The body responsible for safeguarding equality in the UK will tell the government today that the economic climate is too fragile to impose equal pay reviews on business.
With women's pay on average 17% less than men's and the gap increasing, the Equalities and Human Rights Commission, formed 18 months ago, will say that the reviews should be excluded from the forthcoming equalities bill when it publishes its recommendations.
Summarising the strategy, the chief executive of the EHRC, Nicola Brewer, said an entirely new equal pay act was needed, and called for "radical reform in the future." This would be a long-term exercise, requiring several years of work. More immediately, the commission's approach is based on "encouraging" companies to improve their record voluntarily.
The Equal Opportunities Commission, the body which preceded the EHRC, had recommended that companies should carry out equal pay reviews as a first step to addressing disparities. But the EHRC does not want pay reviews to be in the equalities bill, due to be published next month. "They can be a helpful diagnostic tool, but they are not the whole answer. I think we do need to be realistic about the economic climate," Brewer said.
Pay audits are unpopular with businesses both because they are expensive and because revelations of pay disparities often unleash legal action by women who had not realised they were underpaid.
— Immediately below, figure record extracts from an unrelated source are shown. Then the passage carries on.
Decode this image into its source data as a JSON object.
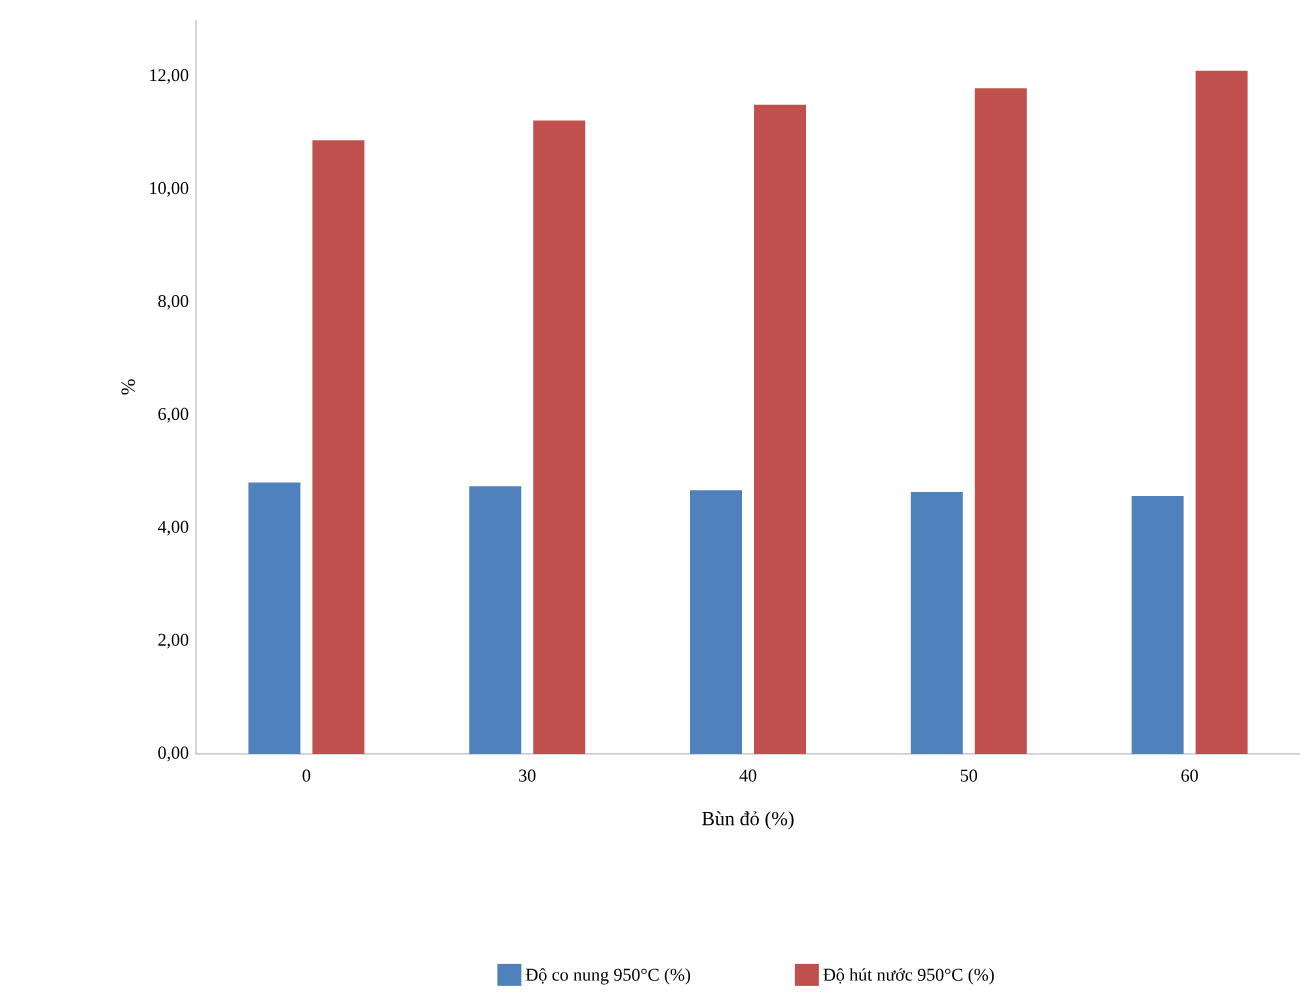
{
  "chart_data": {
    "type": "bar",
    "xlabel": "Bùn đỏ (%)",
    "ylabel": "%",
    "categories": [
      "0",
      "30",
      "40",
      "50",
      "60"
    ],
    "series": [
      {
        "name": "Độ co nung 950°C (%)",
        "color": "#4f81bd",
        "values": [
          4.81,
          4.74,
          4.67,
          4.64,
          4.57
        ]
      },
      {
        "name": "Độ hút nước 950°C (%)",
        "color": "#c0504d",
        "values": [
          10.87,
          11.22,
          11.5,
          11.79,
          12.1
        ]
      }
    ],
    "ylim": [
      0,
      13
    ],
    "yticks": [
      {
        "value": 0,
        "label": "0,00"
      },
      {
        "value": 2,
        "label": "2,00"
      },
      {
        "value": 4,
        "label": "4,00"
      },
      {
        "value": 6,
        "label": "6,00"
      },
      {
        "value": 8,
        "label": "8,00"
      },
      {
        "value": 10,
        "label": "10,00"
      },
      {
        "value": 12,
        "label": "12,00"
      }
    ],
    "legend": "bottom"
  }
}
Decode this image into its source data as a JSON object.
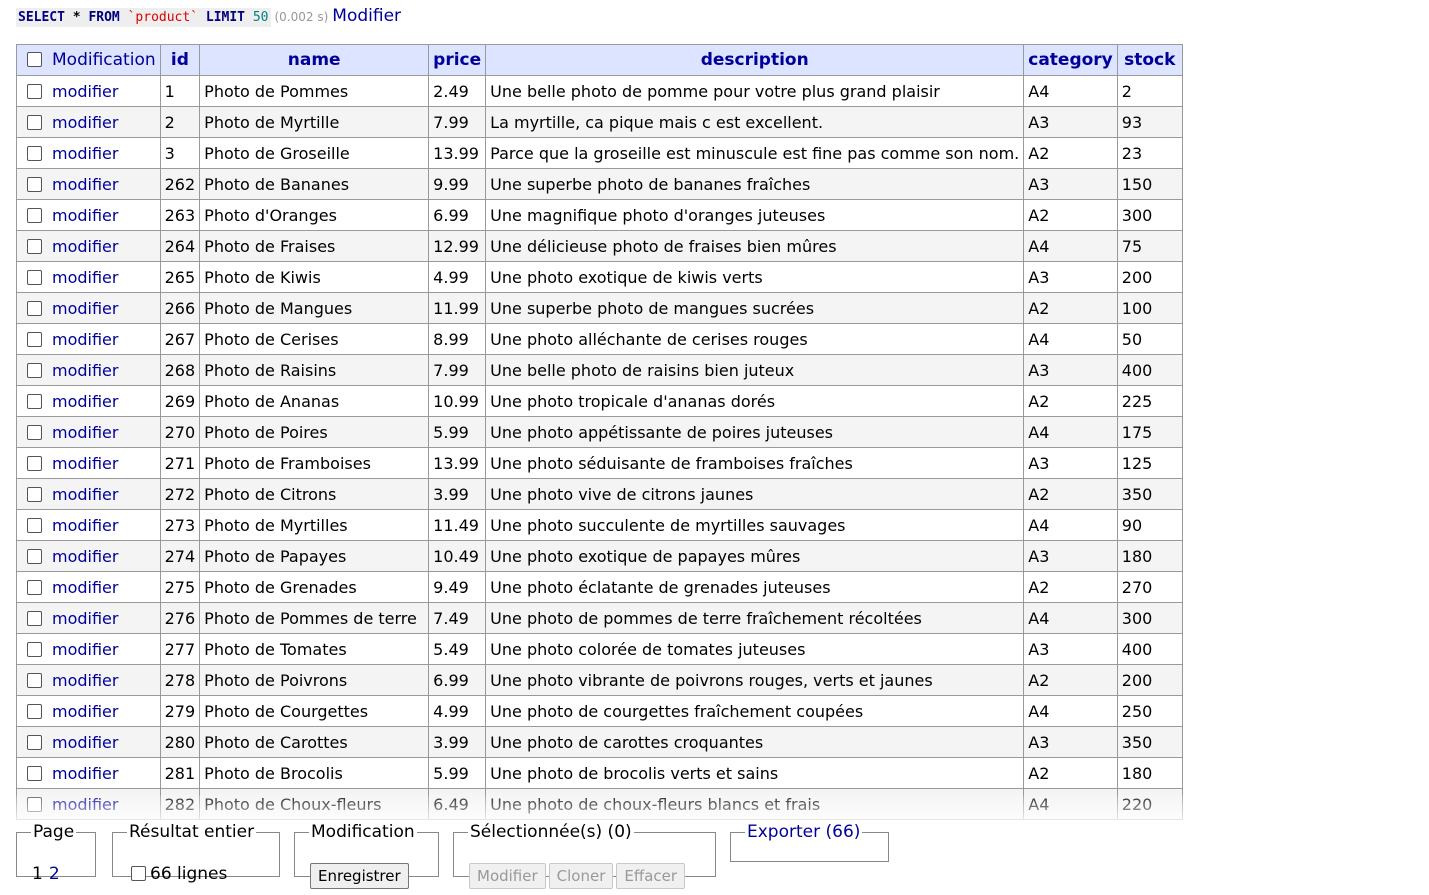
{
  "query": {
    "kw_select": "SELECT",
    "star": "*",
    "kw_from": "FROM",
    "table_name": "`product`",
    "kw_limit": "LIMIT",
    "limit_value": "50",
    "time": "(0.002 s)",
    "edit_link": "Modifier"
  },
  "table": {
    "header_modification": "Modification",
    "columns": [
      "id",
      "name",
      "price",
      "description",
      "category",
      "stock"
    ],
    "row_action_label": "modifier",
    "rows": [
      [
        "1",
        "Photo de Pommes",
        "2.49",
        "Une belle photo de pomme pour votre plus grand plaisir",
        "A4",
        "2"
      ],
      [
        "2",
        "Photo de Myrtille",
        "7.99",
        "La myrtille, ca pique mais c est excellent.",
        "A3",
        "93"
      ],
      [
        "3",
        "Photo de Groseille",
        "13.99",
        "Parce que la groseille est minuscule est fine pas comme son nom.",
        "A2",
        "23"
      ],
      [
        "262",
        "Photo de Bananes",
        "9.99",
        "Une superbe photo de bananes fraîches",
        "A3",
        "150"
      ],
      [
        "263",
        "Photo d'Oranges",
        "6.99",
        "Une magnifique photo d'oranges juteuses",
        "A2",
        "300"
      ],
      [
        "264",
        "Photo de Fraises",
        "12.99",
        "Une délicieuse photo de fraises bien mûres",
        "A4",
        "75"
      ],
      [
        "265",
        "Photo de Kiwis",
        "4.99",
        "Une photo exotique de kiwis verts",
        "A3",
        "200"
      ],
      [
        "266",
        "Photo de Mangues",
        "11.99",
        "Une superbe photo de mangues sucrées",
        "A2",
        "100"
      ],
      [
        "267",
        "Photo de Cerises",
        "8.99",
        "Une photo alléchante de cerises rouges",
        "A4",
        "50"
      ],
      [
        "268",
        "Photo de Raisins",
        "7.99",
        "Une belle photo de raisins bien juteux",
        "A3",
        "400"
      ],
      [
        "269",
        "Photo de Ananas",
        "10.99",
        "Une photo tropicale d'ananas dorés",
        "A2",
        "225"
      ],
      [
        "270",
        "Photo de Poires",
        "5.99",
        "Une photo appétissante de poires juteuses",
        "A4",
        "175"
      ],
      [
        "271",
        "Photo de Framboises",
        "13.99",
        "Une photo séduisante de framboises fraîches",
        "A3",
        "125"
      ],
      [
        "272",
        "Photo de Citrons",
        "3.99",
        "Une photo vive de citrons jaunes",
        "A2",
        "350"
      ],
      [
        "273",
        "Photo de Myrtilles",
        "11.49",
        "Une photo succulente de myrtilles sauvages",
        "A4",
        "90"
      ],
      [
        "274",
        "Photo de Papayes",
        "10.49",
        "Une photo exotique de papayes mûres",
        "A3",
        "180"
      ],
      [
        "275",
        "Photo de Grenades",
        "9.49",
        "Une photo éclatante de grenades juteuses",
        "A2",
        "270"
      ],
      [
        "276",
        "Photo de Pommes de terre",
        "7.49",
        "Une photo de pommes de terre fraîchement récoltées",
        "A4",
        "300"
      ],
      [
        "277",
        "Photo de Tomates",
        "5.49",
        "Une photo colorée de tomates juteuses",
        "A3",
        "400"
      ],
      [
        "278",
        "Photo de Poivrons",
        "6.99",
        "Une photo vibrante de poivrons rouges, verts et jaunes",
        "A2",
        "200"
      ],
      [
        "279",
        "Photo de Courgettes",
        "4.99",
        "Une photo de courgettes fraîchement coupées",
        "A4",
        "250"
      ],
      [
        "280",
        "Photo de Carottes",
        "3.99",
        "Une photo de carottes croquantes",
        "A3",
        "350"
      ],
      [
        "281",
        "Photo de Brocolis",
        "5.99",
        "Une photo de brocolis verts et sains",
        "A2",
        "180"
      ],
      [
        "282",
        "Photo de Choux-fleurs",
        "6.49",
        "Une photo de choux-fleurs blancs et frais",
        "A4",
        "220"
      ]
    ]
  },
  "footer": {
    "page_legend": "Page",
    "pages": [
      "1",
      "2"
    ],
    "full_result_legend": "Résultat entier",
    "full_result_count": "66 lignes",
    "modification_legend": "Modification",
    "save_button": "Enregistrer",
    "selected_legend": "Sélectionnée(s) (0)",
    "selected_buttons": [
      "Modifier",
      "Cloner",
      "Effacer"
    ],
    "export_link": "Exporter (66)"
  },
  "colors": {
    "link": "#000099",
    "header_bg": "#dde4ff",
    "row_alt_bg": "#f4f4f4",
    "border": "#999999"
  }
}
The focus on what is realistic in the light of the recession dismayed campaigners for women's rights. "We must not get caught in this trap of saying in difficult times we will trade in women's rights," said Katherine Rake, director of the Fawcett Society.
Sarah Veale, head of the equality department at the TUC, said pay audits were "a crucial part" of eliminating the pay gap. "Until companies are forced to shine a light on where the anomalies are, you can't address the problem," she said.
Bronwyn McKenna, a director of Unison, said she was "very sceptical about any measure that doesn't actually compel any employers to do an audit". "The voluntary approach simply hasn't worked," she said.
Despite the government's commitment to eliminating it, the pay gap rose slightly last year and women working part-time are now paid on average 36.5% less than men. The forthcoming equalities bill had been welcomed by the EHRC and campaigners as a "significant opportunity" to tackle the problem but there is concern that the measures on equal pay have been watered down, amid inter-cabinet tension over the cost of reform.
The draft bill published last June promised that equal pay audits would be considered, but that element of the legislation is understood to have been dropped after consultation with the Confederation of British Industry. The Government Equalities Office would not comment.
The EHRC will propose a more holistic approach to addressing the gap, and wants to promote better flexible working opportunities to ensure that women who return to work after having children are not forced to "trade down". Research shows that the disparities in pay become even starker when women reach their 30s and take part-time work to fit in with childcare.
Recognising that an explosion in litigation over unfair pay has "brought the employment tribunal system to its knees", Brewer also called on the government to allow representative actions on equal pay, allowing tribunals to consider pay cases concerning a large number of women collectively. The measure would help clear the backlog in claims for compensation over unfair pay, caused by a 500% rise in cases lodged over the past four years.
She described the current legislation as "unfit for purpose". "There are instances of women going through the courts who have died before there's been a settlement," she said.